Any ideas before I pull the plug!


----------



## gortiz (Mar 27, 2006)

Well, I finished off the racks on a grill using indirect heat, and wrapping them foil. I was really surprised how "good" they ended up.  But I'm still very dissapointed.

I started off with 2 large wood chunks and the heat was not getting up to the 225 range.  I was trying to be paitent and the smoker hovered at 180F for awhile and finally I added a bunch more chunks.  The heat then skyrocketed, and a few chunks caught fire. Not sure why the chunks caught fire, but I'm sure this is why the heat got up so high, so I'm still not sure how to get the heat up with out causing a fire.

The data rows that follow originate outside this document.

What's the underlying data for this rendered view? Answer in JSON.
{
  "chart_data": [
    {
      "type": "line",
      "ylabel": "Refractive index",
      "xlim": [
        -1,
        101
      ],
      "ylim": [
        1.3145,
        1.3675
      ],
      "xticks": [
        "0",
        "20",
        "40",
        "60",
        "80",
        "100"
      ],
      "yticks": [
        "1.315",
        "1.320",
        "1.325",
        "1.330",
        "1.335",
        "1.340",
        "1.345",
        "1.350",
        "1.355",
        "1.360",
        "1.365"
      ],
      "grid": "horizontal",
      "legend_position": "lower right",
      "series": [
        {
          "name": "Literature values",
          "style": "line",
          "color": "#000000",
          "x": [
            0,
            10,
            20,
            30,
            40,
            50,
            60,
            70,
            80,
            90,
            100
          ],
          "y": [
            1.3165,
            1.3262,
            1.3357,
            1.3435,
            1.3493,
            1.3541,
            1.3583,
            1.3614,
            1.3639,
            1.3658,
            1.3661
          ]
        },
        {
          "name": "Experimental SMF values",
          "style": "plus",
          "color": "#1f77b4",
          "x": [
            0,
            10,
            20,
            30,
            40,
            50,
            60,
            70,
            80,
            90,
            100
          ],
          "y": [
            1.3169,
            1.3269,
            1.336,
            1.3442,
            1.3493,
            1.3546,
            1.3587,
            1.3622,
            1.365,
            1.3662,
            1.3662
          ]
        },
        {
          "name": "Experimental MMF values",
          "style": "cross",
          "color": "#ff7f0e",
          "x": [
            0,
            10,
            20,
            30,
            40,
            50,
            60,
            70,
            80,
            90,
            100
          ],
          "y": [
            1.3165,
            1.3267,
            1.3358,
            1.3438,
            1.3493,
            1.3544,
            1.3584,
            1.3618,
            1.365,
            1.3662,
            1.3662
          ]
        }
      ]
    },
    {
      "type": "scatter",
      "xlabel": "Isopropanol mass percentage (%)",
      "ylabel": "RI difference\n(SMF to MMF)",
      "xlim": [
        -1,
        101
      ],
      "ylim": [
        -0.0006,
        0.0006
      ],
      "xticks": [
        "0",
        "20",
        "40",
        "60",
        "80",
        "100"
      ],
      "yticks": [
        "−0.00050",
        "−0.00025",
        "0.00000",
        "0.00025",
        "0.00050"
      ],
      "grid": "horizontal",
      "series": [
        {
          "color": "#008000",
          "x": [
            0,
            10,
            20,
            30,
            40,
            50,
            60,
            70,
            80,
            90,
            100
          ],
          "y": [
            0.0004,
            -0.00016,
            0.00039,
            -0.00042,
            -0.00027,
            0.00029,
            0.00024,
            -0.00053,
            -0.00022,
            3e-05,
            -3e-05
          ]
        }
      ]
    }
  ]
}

Possible problems - not enough chunks to get the heat up, I was using a heavy duty albeit,long extension cord, the outdoor weather temp was a chilly 50 degrees.  Was I supposed to get the smoker up in temp before adding the racks to the smoker?  I had two racks on the top grate and one on the bottom grate?

any help would be appreciated!

thx


----------



## larry maddock (Mar 27, 2006)

yo gor dude,
what kind or smoker are u using??


----------



## gortiz (Mar 27, 2006)

I feel like Ralphy from "A Christmas Story" giving the specs on his BB gun!  :lol: 

Its a Meco 5030 Electric Smoker with a Water pan, 2 grilling racks, damper vents on the hood, adjutable heat source (High/Med/Low) and thermostat that reads, Warm/Ideal/Hot.  The manual requests wood chunks.


----------



## cheech (Mar 27, 2006)

Gortiz- We love pictures here. Can I talk you into posting some for us to look at?


----------



## Dutch (Mar 28, 2006)

Just don't let anyone "Double Dog Dare ya" into licking the flag pole in the middle of winter!!  :shock:  :D  8)


----------



## legerdemain (Mar 30, 2006)

Not real familiar with electric models, is there a way you can increase the heat?


----------